Down from the sky, like ripping, like tearing, the voice of a dragon roared. Fire leaped across Dalamar's vision of magic, flames red as the sun, running like blood. Another dragon roared, a third shouted, and a woman's voice raised up in shrieking. It was a scream of agony and a feral, triumphant war cry. It was as distant and as near as though the one who screamed stood but a reach away. All the magic in Dalamar, in his heart, his bones, all that brightness spiraling around every cell of his body, leaping like lightning from one to another-

All that fell apart, turning to ash and lifelessness in the falling.

When he opened his eyes, staggering in the light of day, a light that seemed like darkest midnight now, Dalamar saw that two mages lay dead upon the ground.
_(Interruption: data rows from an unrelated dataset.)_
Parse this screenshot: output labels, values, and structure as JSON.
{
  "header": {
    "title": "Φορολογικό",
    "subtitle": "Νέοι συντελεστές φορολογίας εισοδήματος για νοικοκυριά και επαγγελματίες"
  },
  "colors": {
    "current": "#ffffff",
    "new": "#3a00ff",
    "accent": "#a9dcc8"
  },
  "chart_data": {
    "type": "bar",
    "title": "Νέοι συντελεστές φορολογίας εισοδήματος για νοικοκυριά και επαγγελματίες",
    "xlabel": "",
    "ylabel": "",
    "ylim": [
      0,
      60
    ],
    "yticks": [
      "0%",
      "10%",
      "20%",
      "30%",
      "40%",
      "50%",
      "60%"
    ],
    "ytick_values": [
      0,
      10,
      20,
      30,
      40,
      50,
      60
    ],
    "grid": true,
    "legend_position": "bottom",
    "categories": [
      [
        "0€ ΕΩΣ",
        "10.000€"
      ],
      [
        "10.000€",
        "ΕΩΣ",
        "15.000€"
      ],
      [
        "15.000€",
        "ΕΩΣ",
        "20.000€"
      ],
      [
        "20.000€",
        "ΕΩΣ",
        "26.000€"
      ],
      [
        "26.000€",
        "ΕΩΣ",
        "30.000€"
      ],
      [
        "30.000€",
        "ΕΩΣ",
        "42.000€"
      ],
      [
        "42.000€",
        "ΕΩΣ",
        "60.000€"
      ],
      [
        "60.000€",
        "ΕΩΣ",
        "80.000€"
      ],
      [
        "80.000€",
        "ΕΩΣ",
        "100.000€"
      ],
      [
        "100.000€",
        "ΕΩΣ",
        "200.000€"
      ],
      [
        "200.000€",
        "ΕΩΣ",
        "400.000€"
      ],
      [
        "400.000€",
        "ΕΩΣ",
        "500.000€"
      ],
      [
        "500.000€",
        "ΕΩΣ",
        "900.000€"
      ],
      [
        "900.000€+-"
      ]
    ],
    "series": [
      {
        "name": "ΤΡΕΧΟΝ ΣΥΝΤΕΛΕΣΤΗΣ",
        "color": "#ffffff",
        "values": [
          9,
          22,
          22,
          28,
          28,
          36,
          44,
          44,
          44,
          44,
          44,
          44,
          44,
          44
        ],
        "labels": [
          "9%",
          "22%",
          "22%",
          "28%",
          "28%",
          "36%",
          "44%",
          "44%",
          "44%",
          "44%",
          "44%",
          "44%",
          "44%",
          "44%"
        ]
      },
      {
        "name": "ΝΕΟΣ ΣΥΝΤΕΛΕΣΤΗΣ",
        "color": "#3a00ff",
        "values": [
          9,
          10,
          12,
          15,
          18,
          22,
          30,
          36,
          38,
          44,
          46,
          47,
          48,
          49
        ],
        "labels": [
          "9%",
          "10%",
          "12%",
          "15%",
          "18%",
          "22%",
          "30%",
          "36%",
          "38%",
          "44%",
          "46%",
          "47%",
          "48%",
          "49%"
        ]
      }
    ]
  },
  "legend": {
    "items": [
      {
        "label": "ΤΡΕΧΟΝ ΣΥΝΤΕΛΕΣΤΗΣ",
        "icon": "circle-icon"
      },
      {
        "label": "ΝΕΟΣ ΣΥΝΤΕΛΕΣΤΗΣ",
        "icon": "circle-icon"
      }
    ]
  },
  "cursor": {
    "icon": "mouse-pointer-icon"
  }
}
One was the woman who had held his hand in the chain. The other was Ylle Savath, and upon her face was writ in death such an expression of horror that Dalamar must look away and hope he would never recall the sight in nightmare.

*****

A half-dozen Wildrunners, youngsters with long legs and swift feet, stood with one white-robed cleric in the shadows of the forest to watch as two armies met like boulders crashing down in avalanche. The elven illusion was gone, melted away, the air over the battle still shimmering as though in the heat of a high summer's day.
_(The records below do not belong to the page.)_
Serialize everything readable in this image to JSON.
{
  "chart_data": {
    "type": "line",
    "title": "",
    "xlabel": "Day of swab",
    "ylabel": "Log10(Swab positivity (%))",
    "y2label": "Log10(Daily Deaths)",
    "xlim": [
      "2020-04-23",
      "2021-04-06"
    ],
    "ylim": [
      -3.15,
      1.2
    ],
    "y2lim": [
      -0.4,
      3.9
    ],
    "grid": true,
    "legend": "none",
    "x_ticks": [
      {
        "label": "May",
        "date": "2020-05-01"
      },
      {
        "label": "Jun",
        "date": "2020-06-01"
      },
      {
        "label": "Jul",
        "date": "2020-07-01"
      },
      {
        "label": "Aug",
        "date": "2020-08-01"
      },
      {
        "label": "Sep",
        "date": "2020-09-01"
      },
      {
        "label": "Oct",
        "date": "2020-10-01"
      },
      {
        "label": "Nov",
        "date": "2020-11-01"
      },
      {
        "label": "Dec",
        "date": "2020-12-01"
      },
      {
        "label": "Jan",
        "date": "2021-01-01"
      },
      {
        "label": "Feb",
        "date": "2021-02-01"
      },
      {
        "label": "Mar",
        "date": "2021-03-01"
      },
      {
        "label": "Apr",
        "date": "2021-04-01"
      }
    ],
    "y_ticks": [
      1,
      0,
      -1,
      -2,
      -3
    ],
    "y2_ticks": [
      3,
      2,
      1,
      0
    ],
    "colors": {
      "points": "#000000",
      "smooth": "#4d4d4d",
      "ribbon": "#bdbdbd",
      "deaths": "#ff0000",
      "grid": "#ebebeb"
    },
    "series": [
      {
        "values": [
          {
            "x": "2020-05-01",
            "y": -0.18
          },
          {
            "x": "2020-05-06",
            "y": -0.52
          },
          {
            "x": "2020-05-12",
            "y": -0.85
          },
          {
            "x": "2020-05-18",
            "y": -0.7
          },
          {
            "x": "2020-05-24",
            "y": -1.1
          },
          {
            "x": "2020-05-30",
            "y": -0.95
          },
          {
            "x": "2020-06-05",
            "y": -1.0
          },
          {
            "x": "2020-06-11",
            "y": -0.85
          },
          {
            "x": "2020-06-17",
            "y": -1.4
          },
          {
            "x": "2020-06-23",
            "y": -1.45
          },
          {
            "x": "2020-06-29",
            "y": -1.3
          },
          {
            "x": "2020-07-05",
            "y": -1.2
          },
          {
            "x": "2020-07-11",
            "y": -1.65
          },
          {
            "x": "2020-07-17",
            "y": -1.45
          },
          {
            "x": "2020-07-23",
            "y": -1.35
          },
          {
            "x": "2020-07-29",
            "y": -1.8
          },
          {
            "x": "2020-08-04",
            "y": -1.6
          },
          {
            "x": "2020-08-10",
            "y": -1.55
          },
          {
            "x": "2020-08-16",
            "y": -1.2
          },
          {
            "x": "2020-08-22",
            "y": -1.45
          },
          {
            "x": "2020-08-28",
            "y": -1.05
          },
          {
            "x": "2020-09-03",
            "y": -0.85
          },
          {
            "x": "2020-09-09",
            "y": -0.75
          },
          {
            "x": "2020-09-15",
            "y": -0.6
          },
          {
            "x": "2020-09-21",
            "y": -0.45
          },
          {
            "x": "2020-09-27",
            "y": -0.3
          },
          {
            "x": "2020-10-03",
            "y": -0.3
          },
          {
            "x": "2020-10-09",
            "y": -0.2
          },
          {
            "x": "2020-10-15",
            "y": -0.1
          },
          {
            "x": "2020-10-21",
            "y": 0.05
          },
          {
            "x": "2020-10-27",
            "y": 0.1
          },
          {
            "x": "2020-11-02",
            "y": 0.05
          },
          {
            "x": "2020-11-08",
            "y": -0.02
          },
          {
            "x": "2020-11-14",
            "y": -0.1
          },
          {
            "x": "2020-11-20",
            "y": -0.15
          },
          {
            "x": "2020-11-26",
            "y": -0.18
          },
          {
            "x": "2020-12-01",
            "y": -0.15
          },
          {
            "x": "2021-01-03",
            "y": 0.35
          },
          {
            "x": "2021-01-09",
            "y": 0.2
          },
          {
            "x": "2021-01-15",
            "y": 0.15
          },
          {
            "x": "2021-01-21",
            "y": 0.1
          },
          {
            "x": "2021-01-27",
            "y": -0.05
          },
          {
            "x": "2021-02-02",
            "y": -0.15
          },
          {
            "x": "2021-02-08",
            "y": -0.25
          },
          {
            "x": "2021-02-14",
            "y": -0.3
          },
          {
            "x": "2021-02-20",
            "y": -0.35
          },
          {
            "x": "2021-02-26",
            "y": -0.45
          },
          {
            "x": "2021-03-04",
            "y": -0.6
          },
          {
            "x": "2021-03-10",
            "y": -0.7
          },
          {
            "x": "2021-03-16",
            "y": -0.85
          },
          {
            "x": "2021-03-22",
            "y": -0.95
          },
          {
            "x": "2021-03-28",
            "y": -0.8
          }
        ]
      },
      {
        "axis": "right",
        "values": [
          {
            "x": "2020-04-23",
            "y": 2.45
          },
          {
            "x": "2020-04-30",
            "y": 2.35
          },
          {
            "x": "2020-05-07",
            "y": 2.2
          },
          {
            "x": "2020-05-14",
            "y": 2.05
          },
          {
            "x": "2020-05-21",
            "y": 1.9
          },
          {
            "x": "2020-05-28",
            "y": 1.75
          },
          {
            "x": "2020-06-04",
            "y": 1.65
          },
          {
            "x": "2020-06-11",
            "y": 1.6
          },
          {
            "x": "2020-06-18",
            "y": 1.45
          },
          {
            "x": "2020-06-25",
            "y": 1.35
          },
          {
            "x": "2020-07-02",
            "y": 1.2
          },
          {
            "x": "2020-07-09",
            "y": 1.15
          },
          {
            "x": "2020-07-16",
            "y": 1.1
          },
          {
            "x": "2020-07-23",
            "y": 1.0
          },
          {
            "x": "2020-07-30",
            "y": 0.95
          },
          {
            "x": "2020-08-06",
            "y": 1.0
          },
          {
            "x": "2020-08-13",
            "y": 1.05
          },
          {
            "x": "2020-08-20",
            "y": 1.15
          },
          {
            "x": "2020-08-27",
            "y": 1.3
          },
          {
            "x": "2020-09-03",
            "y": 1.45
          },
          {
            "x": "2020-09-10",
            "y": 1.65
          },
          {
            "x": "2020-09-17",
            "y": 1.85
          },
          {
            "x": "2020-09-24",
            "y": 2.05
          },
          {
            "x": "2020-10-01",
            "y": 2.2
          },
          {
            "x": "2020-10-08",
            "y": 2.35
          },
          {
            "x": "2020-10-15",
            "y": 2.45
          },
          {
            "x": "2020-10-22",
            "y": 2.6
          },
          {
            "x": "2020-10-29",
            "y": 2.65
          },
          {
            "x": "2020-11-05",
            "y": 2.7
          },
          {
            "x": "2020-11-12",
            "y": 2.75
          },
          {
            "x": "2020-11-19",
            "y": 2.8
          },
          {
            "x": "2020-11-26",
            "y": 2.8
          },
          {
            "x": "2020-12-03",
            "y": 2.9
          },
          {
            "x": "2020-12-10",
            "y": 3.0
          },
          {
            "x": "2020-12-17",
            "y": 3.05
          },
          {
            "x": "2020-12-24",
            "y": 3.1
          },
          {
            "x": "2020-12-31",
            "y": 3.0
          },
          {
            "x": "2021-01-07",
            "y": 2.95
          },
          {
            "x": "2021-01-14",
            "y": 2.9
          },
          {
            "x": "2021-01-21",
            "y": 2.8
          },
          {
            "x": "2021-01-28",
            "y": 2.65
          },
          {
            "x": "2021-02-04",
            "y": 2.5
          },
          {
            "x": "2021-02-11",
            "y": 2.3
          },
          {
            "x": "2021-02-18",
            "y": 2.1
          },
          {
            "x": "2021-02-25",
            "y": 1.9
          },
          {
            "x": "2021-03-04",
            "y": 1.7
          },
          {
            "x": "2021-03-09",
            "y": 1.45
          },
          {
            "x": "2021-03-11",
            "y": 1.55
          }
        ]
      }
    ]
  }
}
"Who could keep it going forever?" said one of the soldiers, striving for an off-handed tone. "They said they couldn't, and so… it's all right. All must be going according to plan."

The ground beneath the feet of the Wildrunners and the lone cleric trembled, groaning, as elven army and the warriors of the Dark Queen flung themselves at each other as though blood were their only food and they had come starving out of winter. Swords shining in the dull light of the sunless day, they hacked and they killed. War axes harvested. Daggers drank deeply.
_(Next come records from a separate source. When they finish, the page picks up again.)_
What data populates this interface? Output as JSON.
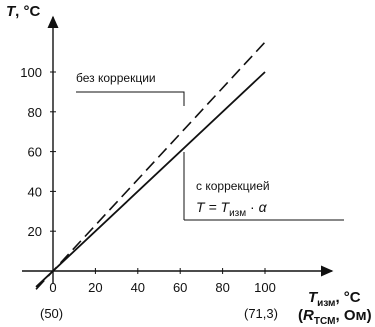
{
  "chart_data": {
    "type": "line",
    "x": [
      0,
      100
    ],
    "series": [
      {
        "values": [
          0,
          115
        ],
        "style": "dashed"
      },
      {
        "values": [
          0,
          100
        ],
        "style": "solid"
      }
    ],
    "xlim": [
      -5,
      110
    ],
    "ylim": [
      -5,
      120
    ],
    "xticks": [
      "0",
      "20",
      "40",
      "60",
      "80",
      "100"
    ],
    "yticks": [
      "20",
      "40",
      "60",
      "80",
      "100"
    ],
    "ylabel": {
      "main": "T",
      "unit": ", °C"
    },
    "xlabel": {
      "main": "T",
      "sub": "изм",
      "unit": ", °C"
    },
    "xlabel2": {
      "open": "(",
      "main": "R",
      "sub": "TCM",
      "unit": ", Ом)"
    },
    "x_annotations": {
      "left": "(50)",
      "right": "(71,3)"
    },
    "annotations": {
      "without_correction": "без коррекции",
      "with_correction": "с коррекцией",
      "formula": {
        "lhs": "T = ",
        "main": "T",
        "sub": "изм",
        "op": " · ",
        "alpha": "α"
      }
    },
    "grid": false,
    "legend": "none"
  }
}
"We'll have one more mission for you," Lord Konnal had said when he'd positioned the exhausted runners along the edges of the forest, in the place between the stonelands and the foothills of the mountains.

One more, and that a mission of mercy, one that might succeed or might well fail.

Brush rustled deep in the shadows-a young man who'd broken the stillness to scratch an insect bite. A soft moaning sounded from the darker shadows behind him. The mages, who had spent themselves in mindspeech as the illusions were being set up and executed to perfection, sat huddled and weak, helpless in the doubtful shelter of the forest's shadows. One, whose name was Leathe, whispered to the cleric, "My Lord Tellin." She said nothing more. He knelt beside her, and their voices joined in the rhythm of prayer. He did not look so lordly, his white cleric's robe stained with dirt, his hair hanging lank with sweat. Leathe, though, looked worse. Her hair hung around her shoulders, and it had been black in the morning. Now it was silver-streaked. So hard had she labored in magic, calling from one mind to another, relaying the commands of Lord Garan to Konnal and of Konnal to the mages back in the glen. When they had gathered their strength, the mages would be escorted by Wildrunners-and one cleric-back behind the lines, back to the glen where surely the dragonarmy would never penetrate.

The prayer done, Tellin left the mage and went to stand among the Wildrunners again. "We'll have to move soon," he said, eyes on the north and the rage of battle, "or be overrun by the two armies."

One and another, the Wildrunners traded glances. They didn't like doubt from a cleric, and yet they didn't think he was wrong to doubt. Lord Garan might well hold the army of the Highlord for a while, but he could not hold it forever. Unless they chased the enemy all the way back to the Khalkists, the elven army would be giving ground soon.